Dive Brief:
- Impossible Foods is introducing Impossible Pork and Impossible Sausage, the startup’s first all-new products since the Impossible Burger launched in 2016. The company is offering its first taste of the new items at the International Consumer Electronics Show in Last Vegas.
- Impossible Sausage will debut in late January exclusively at 139 Burger King restaurants in five regions Savannah, Georgia, Albuquerque, New Mexico, Montgomery, Alabama, Lansing, Michigan and Springfield, Illinois, as part of the Impossible Croissan'wich, according to a separate announcement.
- The faux meat maker said Impossible Pork can be used in any recipe that calls for ground pork. Impossible said the product offers people the taste and nutrition of pork, among other things. Compared to a 4-ounce serving of traditional pork, the plant-based item has one fewer gram of protein (16 grams), 19 fewer grams of total fat (13 grams), no cholesterol and 130 fewer calories (220 calories).
Dive Insight:
Impossible's test with Burger King is a logical move for Impossible, which has a close working relationship already with Burger King. The fast food giant tried out Impossible's burger at nearly 60 locations in its Impossible Whopper before rolling it out to all of its 7,200 stores. The Impossible Whopper was a huge success, becoming one of the most successful rollouts in Burger King's history, and the latest test is part of the company's plan to expand its plant-based menu domestically and abroad. Impossible has introduced its products first in restaurants; while the company's faux beef it debuted in 2016 only moved into retail outlets last September.
In addition to pork, Impossible is introducing its own sausage variety that will pit it against fellow upstart Beyond Meat. The Beyond Meat sausage, which was introduced in December 2017, has been sold in restaurants, including Tim Hortons and Dunkin'.
As plant-based meats have increased in popularity, the fast-growing segment has predominately focused on beef-like substitutes from companies such as Impossible, Beyond Meat and most recently Nestlé's Awesome Burger, which hit the market last fall. Now, Impossible is shaking up the meat space again with a new pork product touted as "a plant-based upgrade to the world’s most ubiquitous meat."
Pork is the most widely consumed meat globally, controlling 40% of consumption in 2018, according to the Pork Checkoff, citing data from the USDA. Chicken was second at 33% followed by beef at 21%.
Plant-based pork products could be particularly attractive as it would be immune to diseases that have impacted swine around the world in recent years, including the United States and most recently in China, the world's largest consumer and importer of the meat. African swine fever killed nearly five million pigs across six Asian countries over a 12-month period, the Food and Agriculture Organization (FAO) of the United Nations said in August. In China alone, roughly half of its pig population has been lost to swine fever.

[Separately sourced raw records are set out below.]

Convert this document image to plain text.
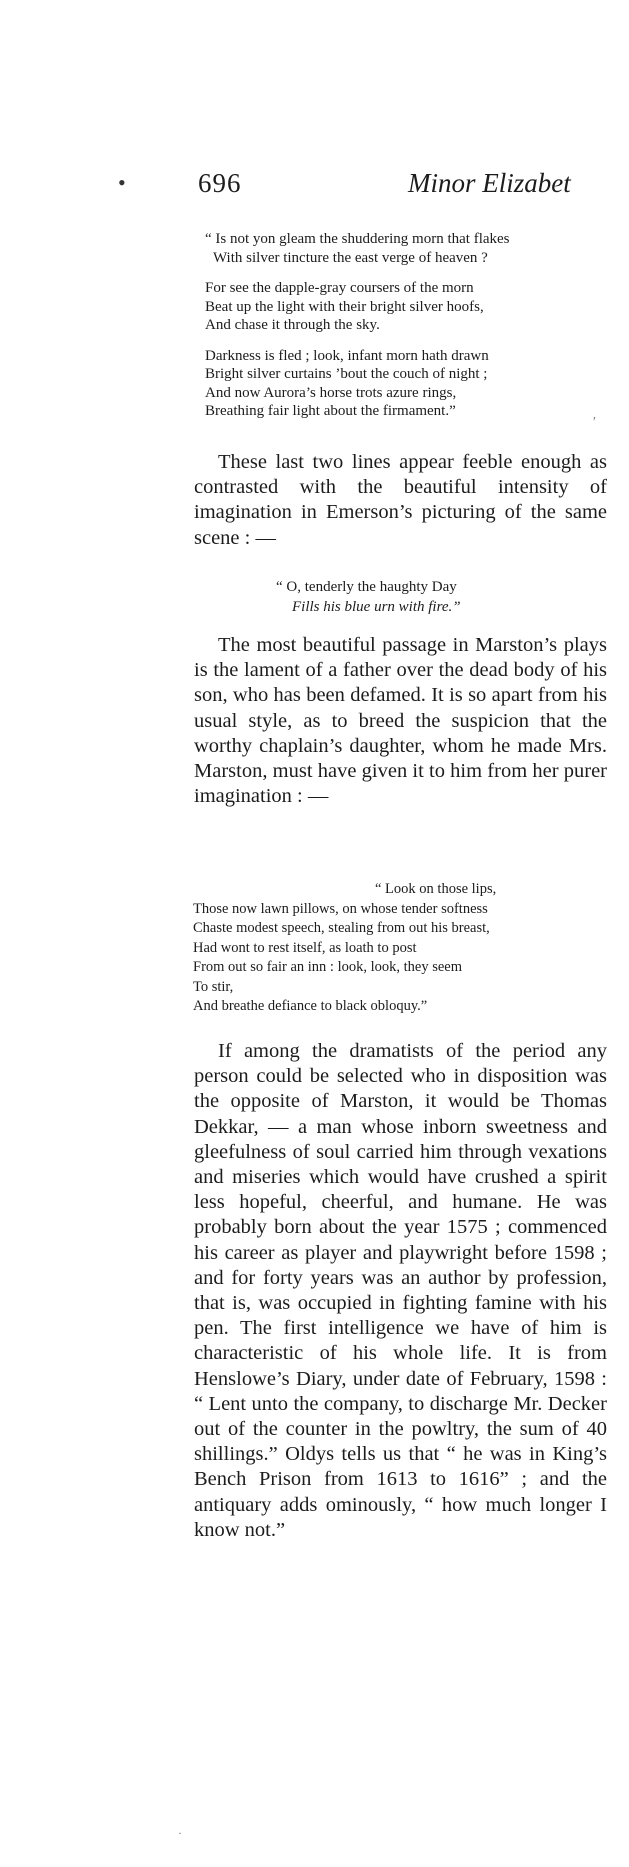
•
′
·
696	Minor Elizabet
“ Is not yon gleam the shuddering morn that flakes
With silver tincture the east verge of heaven ?
For see the dapple-gray coursers of the morn
Beat up the light with their bright silver hoofs,
And chase it through the sky.
Darkness is fled ; look, infant morn hath drawn
Bright silver curtains ’bout the couch of night ;
And now Aurora’s horse trots azure rings,
Breathing fair light about the firmament.”

These last two lines appear feeble enough as contrasted with the beautiful intensity of imagination in Emerson’s picturing of the same scene : —

“ O, tenderly the haughty Day
Fills his blue urn with fire.”

The most beautiful passage in Marston’s plays is the lament of a father over the dead body of his son, who has been defamed. It is so apart from his usual style, as to breed the suspicion that the worthy chaplain’s daughter, whom he made Mrs. Marston, must have given it to him from her purer imagination : —

“ Look on those lips,
Those now lawn pillows, on whose tender softness
Chaste modest speech, stealing from out his breast,
Had wont to rest itself, as loath to post
From out so fair an inn : look, look, they seem
To stir,
And breathe defiance to black obloquy.”

If among the dramatists of the period any person could be selected who in disposition was the opposite of Marston, it would be Thomas Dekkar, — a man whose inborn sweetness and gleefulness of soul carried him through vexations and miseries which would have crushed a spirit less hopeful, cheerful, and humane. He was probably born about the year 1575 ; commenced his career as player and playwright before 1598 ; and for forty years was an author by profession, that is, was occupied in fighting famine with his pen. The first intelligence we have of him is characteristic of his whole life. It is from Henslowe’s Diary, under date of February, 1598 : “ Lent unto the company, to discharge Mr. Decker out of the counter in the powltry, the sum of 40 shillings.” Oldys tells us that “ he was in King’s Bench Prison from 1613 to 1616” ; and the antiquary adds ominously, “ how much longer I know not.”
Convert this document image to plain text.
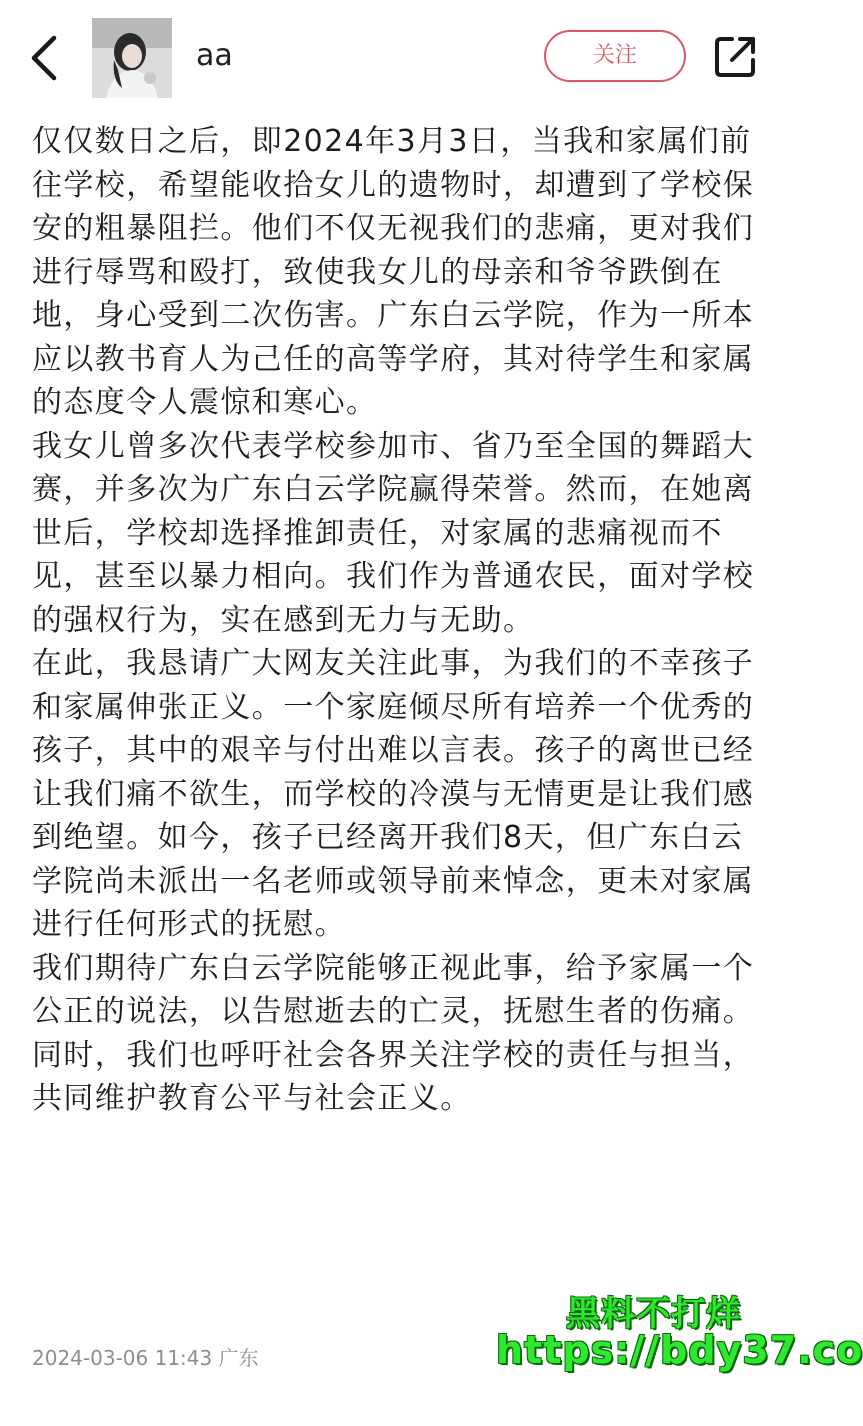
aa	关注

仅仅数日之后，即2024年3月3日，当我和家属们前往学校，希望能收拾女儿的遗物时，却遭到了学校保安的粗暴阻拦。他们不仅无视我们的悲痛，更对我们进行辱骂和殴打，致使我女儿的母亲和爷爷跌倒在地，身心受到二次伤害。广东白云学院，作为一所本应以教书育人为己任的高等学府，其对待学生和家属的态度令人震惊和寒心。

我女儿曾多次代表学校参加市、省乃至全国的舞蹈大赛，并多次为广东白云学院赢得荣誉。然而，在她离世后，学校却选择推卸责任，对家属的悲痛视而不见，甚至以暴力相向。我们作为普通农民，面对学校的强权行为，实在感到无力与无助。

在此，我恳请广大网友关注此事，为我们的不幸孩子和家属伸张正义。一个家庭倾尽所有培养一个优秀的孩子，其中的艰辛与付出难以言表。孩子的离世已经让我们痛不欲生，而学校的冷漠与无情更是让我们感到绝望。如今，孩子已经离开我们8天，但广东白云学院尚未派出一名老师或领导前来悼念，更未对家属进行任何形式的抚慰。

我们期待广东白云学院能够正视此事，给予家属一个公正的说法，以告慰逝去的亡灵，抚慰生者的伤痛。同时，我们也呼吁社会各界关注学校的责任与担当，共同维护教育公平与社会正义。

2024-03-06 11:43 广东
黑料不打烊
https://bdy37.co
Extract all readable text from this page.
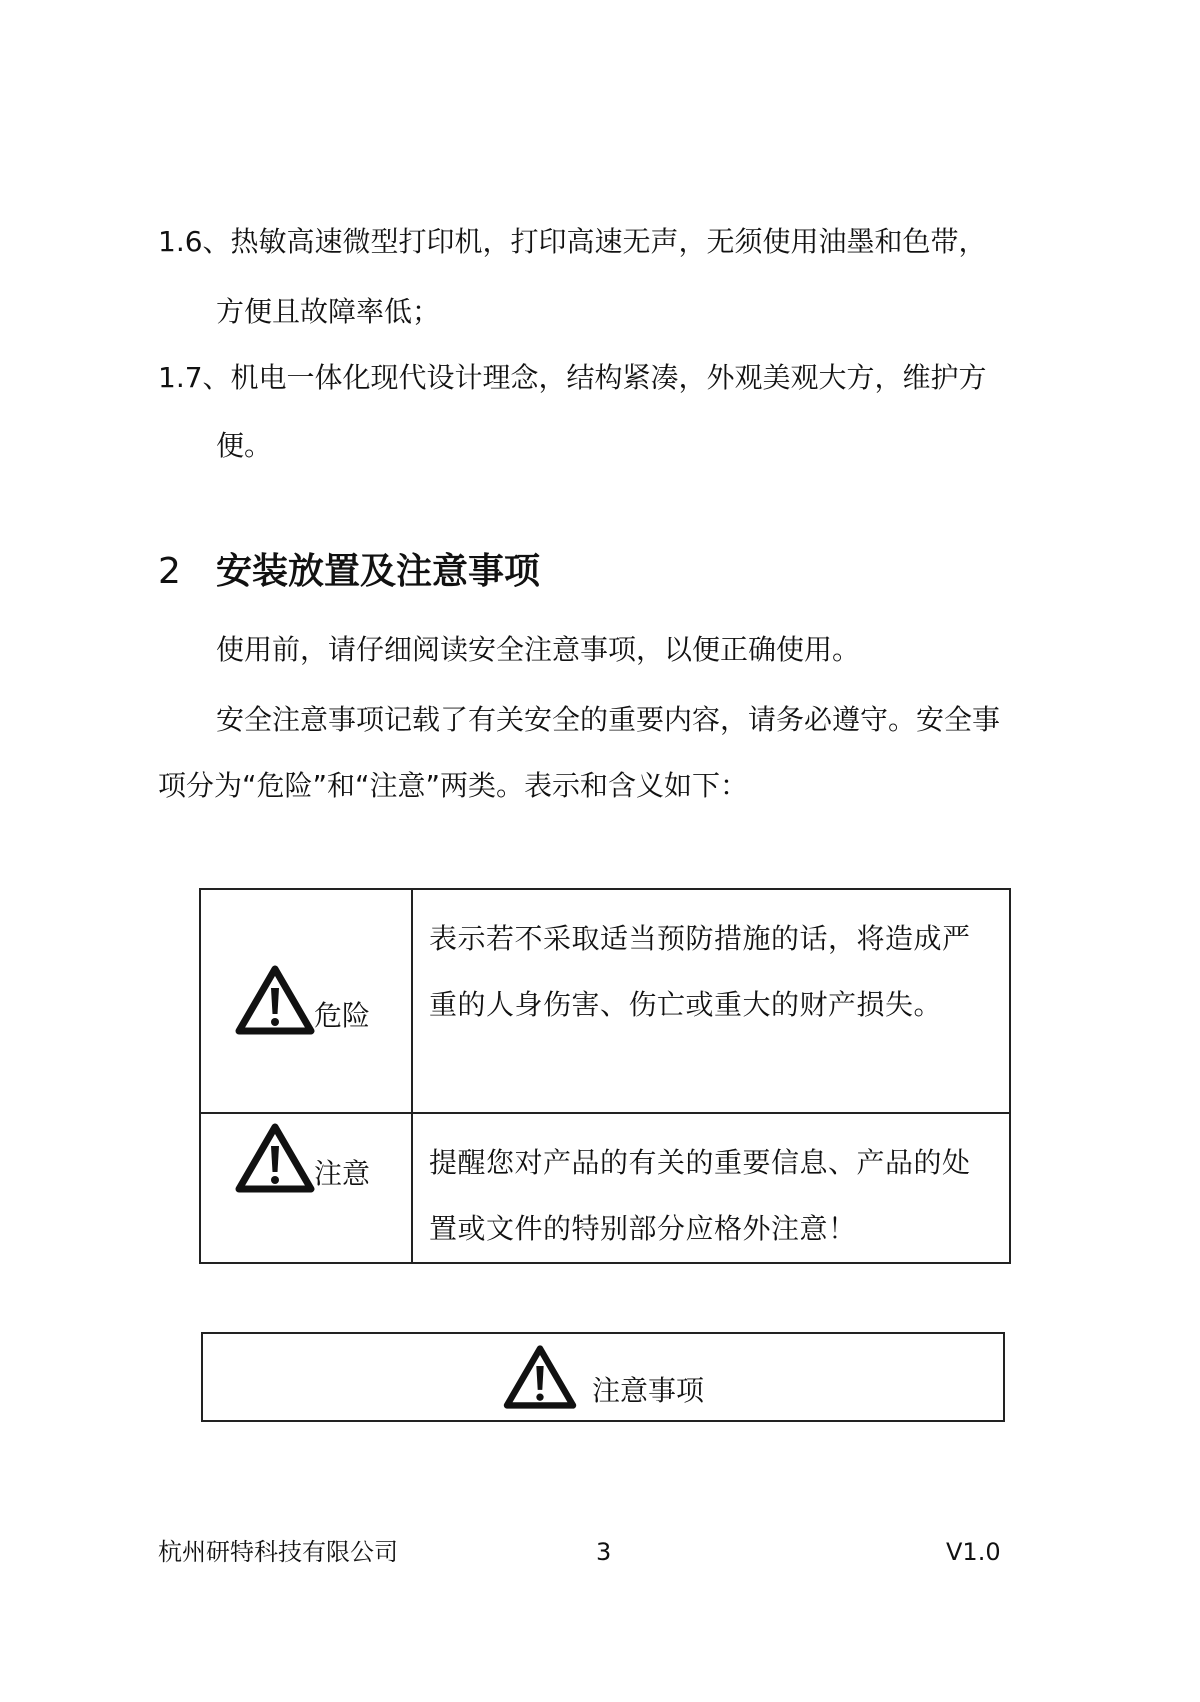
1.6、热敏高速微型打印机，打印高速无声，无须使用油墨和色带，
方便且故障率低；
1.7、机电一体化现代设计理念，结构紧凑，外观美观大方，维护方
便。
2 安装放置及注意事项
使用前，请仔细阅读安全注意事项，以便正确使用。
安全注意事项记载了有关安全的重要内容，请务必遵守。安全事
项分为“危险”和“注意”两类。表示和含义如下：
危险	表示若不采取适当预防措施的话，将造成严重的人身伤害、伤亡或重大的财产损失。

注意	提醒您对产品的有关的重要信息、产品的处置或文件的特别部分应格外注意！
注意事项
杭州研特科技有限公司	3	V1.0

"Impossible Foods cracked meat’s molecular code — starting with ground beef, which is intrinsic to the American market. Now we're accelerating the expansion of our product portfolio to more of the world’s favorite foods," Pat Brown, Impossible Foods' CEO, said in a statement. "We won't stop until we eliminate the need for animals in the food chain and make the global food system sustainable."
Newer versions of plant-based meats have worked to replicate the real thing as much as possible in order to attract more carnivores to the space — a key factor to help sustain growth and drive additional revenue. Plant-based hamburgers were the primary focus before producers branched out into other areas such as tuna, shrimp and chicken.
As Impossible and other makers of plant-based products improve technology and amass research and knowledge, it makes sense for them to move into other areas. Expanding into other forms of meat, seafood or poultry presumably draws more consumers to the space while wooing those who already eat the products — attracting, for example, a person who has enjoyed plant-based beef and is willing to sample a faux version of pork as well.
While Impossible will likely have a valuable early advantage with its pork offering, plant-based sausages are more widely available. The reason, most likely, is the spices enable manufacturers to mask some of the plant-based flavor that may give it a different taste compared to traditional animal-based varieties. Ultimately, for plant-based companies to succeed it boils down to taste and if more consumers will be willing to eat their product compared to a competitors — regardless of whether its made with plants or comes from animals.